Comme expliqué, les codes des politiques et des représentants de la culture hip-hop se mélangent, mais leur histoire commune n’est pourtant pas faite que d’amour, les rappeurs faisant souvent allusion aux politiciens et autres forces de l’ordre de façon peu flatteuse.

En 1995, l’ancien ministre de l’Intérieur Jean-Louis Debré porte plainte contre le groupe Ministère A.M.E.R. qui sera alors condamné à payer 250.000 francs (plus de 40.000 euros) pour incitation au meurtre dans leur chanson Sacrifice de Poulet.

Plus récemment, l’actuel Premier ministre français Bernard Cazeneuve a par exemple porté plainte en septembre 2016 contre le rappeur Jo le Phéno après qu’il ait sorti le clip du morceau Bavure dans lequel il dit « sans hésiter faut les fumer » en parlant des policiers.
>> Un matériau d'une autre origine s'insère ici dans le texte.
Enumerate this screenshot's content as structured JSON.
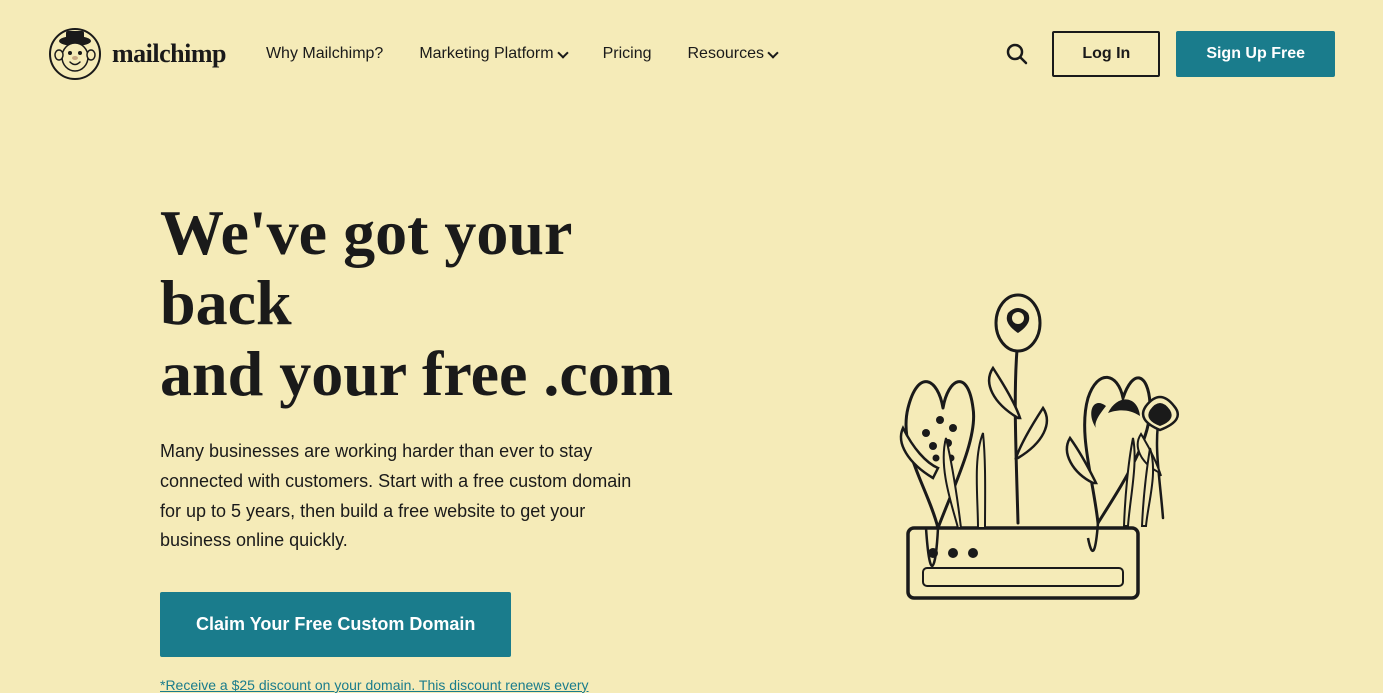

Avant lui, Manuel Valls avait annoncé vouloir lutter contre les paroles de rap agressives envers la France, ses valeurs et ceux qui la représentent. Sous Nicolas Sarkozy, une ancienne secrétaire d’État avait demandé à ce que la chanson Sale Pute du rappeur Orelsan soit supprimée d’internet alors que le ministère de la Culture avait invité les maisons de disques à censurer les artistes. En 2005, le sénateur de la Moselle François Grosdidier s’allie contre le rap français avec 201 parlementaires. Au lendemain des émeutes qui ont secoué les banlieues parisiennes – les mêmes que Sarkozy voulait nettoyer au karcher – ils se sont associés pour porter plainte contre 7 groupes de rap dont Fabe, Lunatic, 113 ou encore Ministère A.M.E.R.
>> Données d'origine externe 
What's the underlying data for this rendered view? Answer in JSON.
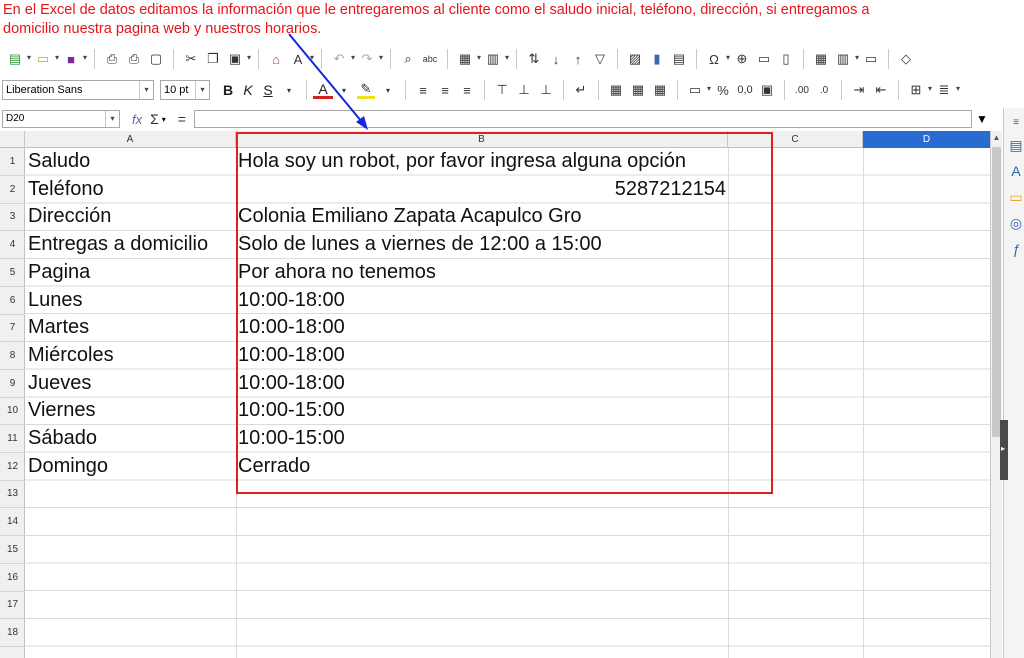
{
  "annotation": {
    "line1": "En el Excel de datos editamos la información que le entregaremos al cliente como el saludo inicial, teléfono, dirección, si entregamos a",
    "line2": "domicilio nuestra pagina web y nuestros horarios.",
    "color": "#e8141b",
    "arrow_color": "#1525e0",
    "highlight_box_color": "#e02020"
  },
  "toolbar": {
    "font_name": "Liberation Sans",
    "font_size": "10 pt",
    "bold": "B",
    "italic": "K",
    "underline": "S",
    "font_color_label": "A",
    "percent": "%",
    "decimal": "0,0",
    "special_char": "Ω"
  },
  "formula_bar": {
    "name_box": "D20",
    "fx": "fx",
    "sum": "Σ",
    "equals": "=",
    "formula": ""
  },
  "columns": [
    "A",
    "B",
    "C",
    "D"
  ],
  "selected_column": "D",
  "rows": [
    "1",
    "2",
    "3",
    "4",
    "5",
    "6",
    "7",
    "8",
    "9",
    "10",
    "11",
    "12",
    "13",
    "14",
    "15",
    "16",
    "17",
    "18"
  ],
  "cells": [
    {
      "a": "Saludo",
      "b": "Hola soy un robot, por favor ingresa alguna opción"
    },
    {
      "a": "Teléfono",
      "b": "5287212154"
    },
    {
      "a": "Dirección",
      "b": "Colonia Emiliano Zapata Acapulco Gro"
    },
    {
      "a": "Entregas a domicilio",
      "b": "Solo de lunes a viernes de 12:00 a 15:00"
    },
    {
      "a": "Pagina",
      "b": "Por ahora no tenemos"
    },
    {
      "a": "Lunes",
      "b": "10:00-18:00"
    },
    {
      "a": "Martes",
      "b": "10:00-18:00"
    },
    {
      "a": "Miércoles",
      "b": "10:00-18:00"
    },
    {
      "a": "Jueves",
      "b": "10:00-18:00"
    },
    {
      "a": "Viernes",
      "b": "10:00-15:00"
    },
    {
      "a": "Sábado",
      "b": "10:00-15:00"
    },
    {
      "a": "Domingo",
      "b": "Cerrado"
    }
  ]
}
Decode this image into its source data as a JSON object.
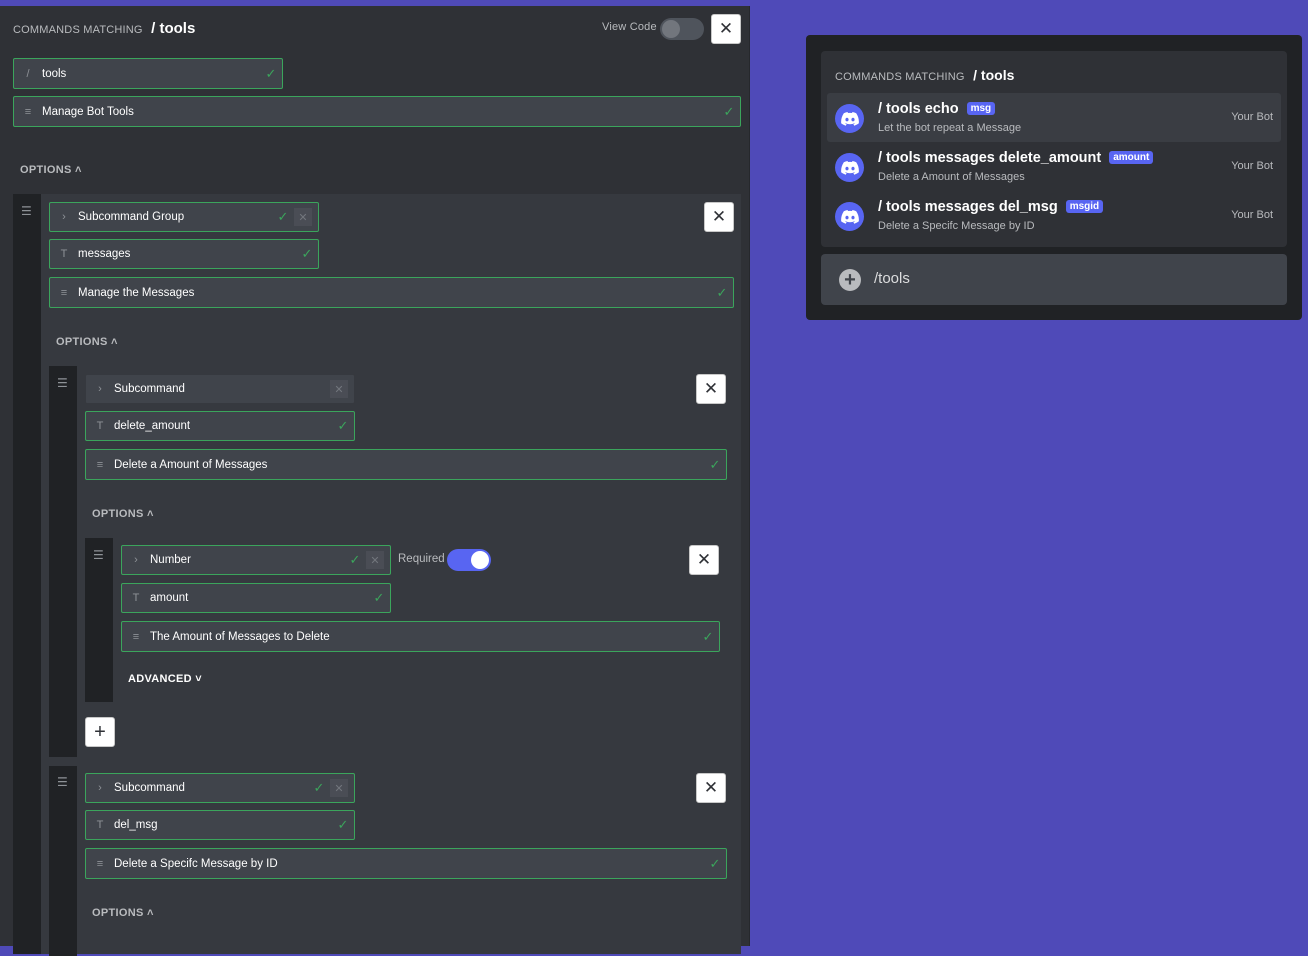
{
  "editor": {
    "header_prefix": "COMMANDS MATCHING",
    "header_command": "/ tools",
    "view_code_label": "View Code",
    "name_prefix": "/",
    "name_value": "tools",
    "description_value": "Manage Bot Tools",
    "options_label": "OPTIONS",
    "group": {
      "type_label": "Subcommand Group",
      "name_value": "messages",
      "description_value": "Manage the Messages",
      "options_label": "OPTIONS"
    },
    "subcommand1": {
      "type_label": "Subcommand",
      "name_value": "delete_amount",
      "description_value": "Delete a Amount of Messages",
      "options_label": "OPTIONS",
      "option": {
        "type_label": "Number",
        "required_label": "Required",
        "name_value": "amount",
        "description_value": "The Amount of Messages to Delete",
        "advanced_label": "ADVANCED"
      }
    },
    "subcommand2": {
      "type_label": "Subcommand",
      "name_value": "del_msg",
      "description_value": "Delete a Specifc Message by ID",
      "options_label": "OPTIONS"
    }
  },
  "preview": {
    "header_prefix": "COMMANDS MATCHING",
    "header_command": "/ tools",
    "commands": [
      {
        "name": "/ tools echo",
        "badge": "msg",
        "description": "Let the bot repeat a Message",
        "source": "Your Bot"
      },
      {
        "name": "/ tools messages delete_amount",
        "badge": "amount",
        "description": "Delete a Amount of Messages",
        "source": "Your Bot"
      },
      {
        "name": "/ tools messages del_msg",
        "badge": "msgid",
        "description": "Delete a Specifc Message by ID",
        "source": "Your Bot"
      }
    ],
    "input_value": "/tools"
  },
  "icons": {
    "close": "close-icon",
    "check": "check-icon",
    "drag": "drag-handle-icon",
    "chevron": "chevron-icon",
    "text": "text-icon",
    "lines": "description-icon",
    "plus": "plus-icon",
    "discord": "discord-logo-icon"
  },
  "colors": {
    "background": "#4f4ab8",
    "valid": "#3ba55c",
    "accent": "#5865f2"
  },
  "toggles": {
    "view_code": false,
    "required": true
  }
}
Pendant les élections présidentielles de 2007, on a pu voir Nicolas Sarkozy aux côtés du rappeur Doc Gynéco, qui a de nombreuses fois collaboré avec le Ministère A.M.E.R., pour tenter de se refaire une image auprès des habitants des cités. Pendant son quinquennat, il a souvent été appelé le président bling-bling, un terme plus fréquemment utilisé pour qualifier le style d’un rappeur que d’un homme politique.

La force de YouTube

Pour rajouter une couche un peu insolite au rapprochement entre les deux mondes, le youtubeur Khaled Freak partage régulièrement des vidéos dans lesquelles il remixe les déclarations de certains politiques pour en faire un tube rap. La star incontestée de sa chaine n’est autre que Jean-Luc Mélenchon qui réunit à lui seul plusieurs millions de vues. Des vidéos qui sont bien loin de déranger le candidat étant donné que le responsable de sa page YouTube a remercié le créateur en signant d’un MC Mélenchon. Ils voient là une manière de séduire les plus jeunes et ils vont donc les chercher là où ils sont, c’est-à-dire sur Internet et dans le milieu du hip-hop.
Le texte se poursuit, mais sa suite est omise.